For decades, rattles have been one of the go-to first toys a baby receives. Not only do rattles teach babies how to hold an object, but the sounds a rattle makes can be both soothing to the baby and good for the baby's development. The last thing parents want to hear is that their baby's rattle poses a threat to their safety, or a choking hazard.

This is the case recently with the popular rattle called the Oball. Manufactured by Kids II, the rattle is ball-shaped and has finger holes that make it easy for a baby to grasp. The hazard comes from three clear plastic discs around the ball, which contain orange beads. The discs can break and release the small beads.

There have been 42 reports of this happening, as well as two reports of beads found in children's mouths and three reports of gagging on the beads. The company recalled the rattles sold between January 2016 and February 2017.

What does the law say about choking hazards for children's toys?

Normally, choking hazards are clearly posted on warning labels of small toys or building blocks. Manufacturers are required to warn consumers about these choking hazards.

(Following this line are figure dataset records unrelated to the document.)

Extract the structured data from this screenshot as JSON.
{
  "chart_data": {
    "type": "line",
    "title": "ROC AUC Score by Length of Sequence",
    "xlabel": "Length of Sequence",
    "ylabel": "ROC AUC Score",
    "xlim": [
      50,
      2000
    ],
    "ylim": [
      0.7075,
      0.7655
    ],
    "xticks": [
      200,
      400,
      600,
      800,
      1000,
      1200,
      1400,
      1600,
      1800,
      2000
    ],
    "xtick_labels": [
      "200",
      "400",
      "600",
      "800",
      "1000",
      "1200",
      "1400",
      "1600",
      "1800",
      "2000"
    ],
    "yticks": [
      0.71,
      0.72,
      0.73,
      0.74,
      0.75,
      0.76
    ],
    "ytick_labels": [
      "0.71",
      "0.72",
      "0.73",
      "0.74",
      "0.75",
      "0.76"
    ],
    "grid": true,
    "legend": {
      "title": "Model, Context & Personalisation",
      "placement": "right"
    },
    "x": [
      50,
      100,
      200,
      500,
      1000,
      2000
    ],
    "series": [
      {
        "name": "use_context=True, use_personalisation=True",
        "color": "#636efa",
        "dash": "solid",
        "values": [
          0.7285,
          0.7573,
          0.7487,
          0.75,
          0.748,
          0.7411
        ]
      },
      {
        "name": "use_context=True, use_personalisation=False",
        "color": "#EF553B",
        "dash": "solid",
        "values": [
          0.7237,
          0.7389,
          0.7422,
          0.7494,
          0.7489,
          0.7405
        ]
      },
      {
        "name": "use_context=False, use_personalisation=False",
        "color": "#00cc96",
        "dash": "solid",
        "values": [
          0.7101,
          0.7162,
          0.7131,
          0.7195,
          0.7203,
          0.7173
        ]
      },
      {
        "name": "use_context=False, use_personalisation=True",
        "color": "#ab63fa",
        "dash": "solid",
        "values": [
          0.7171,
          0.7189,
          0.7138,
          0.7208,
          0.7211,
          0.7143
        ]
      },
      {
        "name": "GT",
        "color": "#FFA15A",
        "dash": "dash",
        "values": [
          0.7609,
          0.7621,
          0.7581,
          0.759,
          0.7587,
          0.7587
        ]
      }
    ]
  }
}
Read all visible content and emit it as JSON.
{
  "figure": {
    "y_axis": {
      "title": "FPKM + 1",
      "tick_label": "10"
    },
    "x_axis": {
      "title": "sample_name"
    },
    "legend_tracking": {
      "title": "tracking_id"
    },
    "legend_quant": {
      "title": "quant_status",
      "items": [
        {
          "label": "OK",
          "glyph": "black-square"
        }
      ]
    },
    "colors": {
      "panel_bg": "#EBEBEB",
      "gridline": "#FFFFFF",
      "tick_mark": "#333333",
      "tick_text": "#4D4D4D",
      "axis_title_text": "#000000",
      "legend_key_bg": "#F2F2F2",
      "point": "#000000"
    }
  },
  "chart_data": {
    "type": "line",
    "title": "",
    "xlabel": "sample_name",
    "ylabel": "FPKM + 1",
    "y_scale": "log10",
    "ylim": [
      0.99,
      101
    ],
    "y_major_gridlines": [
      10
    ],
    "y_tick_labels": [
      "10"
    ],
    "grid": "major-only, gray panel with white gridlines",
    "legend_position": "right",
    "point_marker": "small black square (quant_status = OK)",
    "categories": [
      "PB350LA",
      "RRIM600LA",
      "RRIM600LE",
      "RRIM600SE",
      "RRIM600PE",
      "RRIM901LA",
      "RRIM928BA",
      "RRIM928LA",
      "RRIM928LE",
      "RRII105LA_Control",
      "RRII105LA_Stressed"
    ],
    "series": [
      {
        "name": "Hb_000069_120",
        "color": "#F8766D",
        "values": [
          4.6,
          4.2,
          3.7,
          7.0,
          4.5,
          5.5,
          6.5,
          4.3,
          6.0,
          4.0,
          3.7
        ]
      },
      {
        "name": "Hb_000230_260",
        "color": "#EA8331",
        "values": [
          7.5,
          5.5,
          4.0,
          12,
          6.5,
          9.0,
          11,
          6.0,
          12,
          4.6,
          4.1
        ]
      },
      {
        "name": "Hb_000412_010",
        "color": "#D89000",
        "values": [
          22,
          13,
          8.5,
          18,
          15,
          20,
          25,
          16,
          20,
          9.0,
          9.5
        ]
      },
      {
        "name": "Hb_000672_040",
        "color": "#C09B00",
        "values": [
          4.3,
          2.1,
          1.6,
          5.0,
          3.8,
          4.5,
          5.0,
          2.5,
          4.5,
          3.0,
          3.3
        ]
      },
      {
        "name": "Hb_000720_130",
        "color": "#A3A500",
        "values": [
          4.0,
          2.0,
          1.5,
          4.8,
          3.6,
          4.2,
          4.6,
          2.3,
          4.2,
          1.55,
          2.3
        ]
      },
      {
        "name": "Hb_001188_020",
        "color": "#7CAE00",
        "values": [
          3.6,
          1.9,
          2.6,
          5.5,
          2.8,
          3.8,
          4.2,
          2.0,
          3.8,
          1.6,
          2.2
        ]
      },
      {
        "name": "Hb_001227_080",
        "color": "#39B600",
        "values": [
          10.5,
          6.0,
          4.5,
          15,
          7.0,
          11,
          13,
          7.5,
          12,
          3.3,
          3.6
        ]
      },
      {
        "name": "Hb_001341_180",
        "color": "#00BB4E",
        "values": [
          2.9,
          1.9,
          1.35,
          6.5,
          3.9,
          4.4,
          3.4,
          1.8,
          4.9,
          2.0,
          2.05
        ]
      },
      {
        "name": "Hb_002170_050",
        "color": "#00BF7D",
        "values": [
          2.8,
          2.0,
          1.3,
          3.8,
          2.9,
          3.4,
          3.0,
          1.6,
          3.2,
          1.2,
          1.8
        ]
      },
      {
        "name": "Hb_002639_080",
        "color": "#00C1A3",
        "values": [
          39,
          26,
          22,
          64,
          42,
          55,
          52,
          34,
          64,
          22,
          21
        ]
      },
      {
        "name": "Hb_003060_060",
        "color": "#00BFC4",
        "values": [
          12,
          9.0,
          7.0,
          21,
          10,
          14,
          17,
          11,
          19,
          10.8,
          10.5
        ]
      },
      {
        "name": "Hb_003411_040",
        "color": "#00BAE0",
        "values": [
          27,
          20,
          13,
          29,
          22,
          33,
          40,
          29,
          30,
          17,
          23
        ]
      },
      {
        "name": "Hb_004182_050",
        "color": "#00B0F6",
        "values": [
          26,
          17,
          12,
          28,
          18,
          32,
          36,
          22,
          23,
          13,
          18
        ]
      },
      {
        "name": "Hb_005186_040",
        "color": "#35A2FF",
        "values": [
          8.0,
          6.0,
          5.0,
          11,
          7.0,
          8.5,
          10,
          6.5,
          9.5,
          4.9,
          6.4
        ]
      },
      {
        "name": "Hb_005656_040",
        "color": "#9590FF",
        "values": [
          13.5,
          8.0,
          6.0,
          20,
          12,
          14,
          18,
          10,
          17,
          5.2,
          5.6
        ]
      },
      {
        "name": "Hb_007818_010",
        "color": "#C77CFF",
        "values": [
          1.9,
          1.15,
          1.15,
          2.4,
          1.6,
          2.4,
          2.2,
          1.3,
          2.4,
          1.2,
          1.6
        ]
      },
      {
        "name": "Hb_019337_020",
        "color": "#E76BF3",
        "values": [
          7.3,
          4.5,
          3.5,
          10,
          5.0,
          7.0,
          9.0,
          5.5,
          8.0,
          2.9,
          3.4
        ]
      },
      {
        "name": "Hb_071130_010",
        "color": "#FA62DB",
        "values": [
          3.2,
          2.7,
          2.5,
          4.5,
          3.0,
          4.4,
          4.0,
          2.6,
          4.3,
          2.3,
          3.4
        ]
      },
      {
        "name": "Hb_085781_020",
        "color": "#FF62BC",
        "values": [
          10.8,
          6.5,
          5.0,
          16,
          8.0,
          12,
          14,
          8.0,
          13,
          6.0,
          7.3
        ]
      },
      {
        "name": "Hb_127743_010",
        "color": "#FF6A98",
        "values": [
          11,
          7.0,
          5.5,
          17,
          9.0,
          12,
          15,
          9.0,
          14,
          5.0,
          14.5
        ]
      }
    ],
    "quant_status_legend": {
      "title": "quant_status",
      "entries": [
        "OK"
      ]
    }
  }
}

But in the cases of these rattles, since the small beads were not supposed to come out, parents may not have known before their purchase that the beads could fall out and that their child could choke on them, until they may have heard about the recall. Manufacturers issue recalls to try to minimize their liability in cases where someone was or could be injured by their product.

If your child chokes on a toy while using it in the manner it was intended, and there was no appropriate warning, you may be able to file a suit for your child's injuries or suffering.

The Consumer Product Safety Improvement Act of 2008 and the Federal Hazardous Substances Act contains legal regulations about which kind of product requires manufacturers to include a warning if they pose a choking hazard.

Furthermore, any toys that are for children under the age of three have specific, strict regulations about product warnings.

Both manufacturers and retailers who sell these toys have to abide by the federal regulations. If your child was injured or killed due to choking on a toy or part of a toy, a personal injury lawyer who is experienced in the laws around product liability can help determine who is responsible.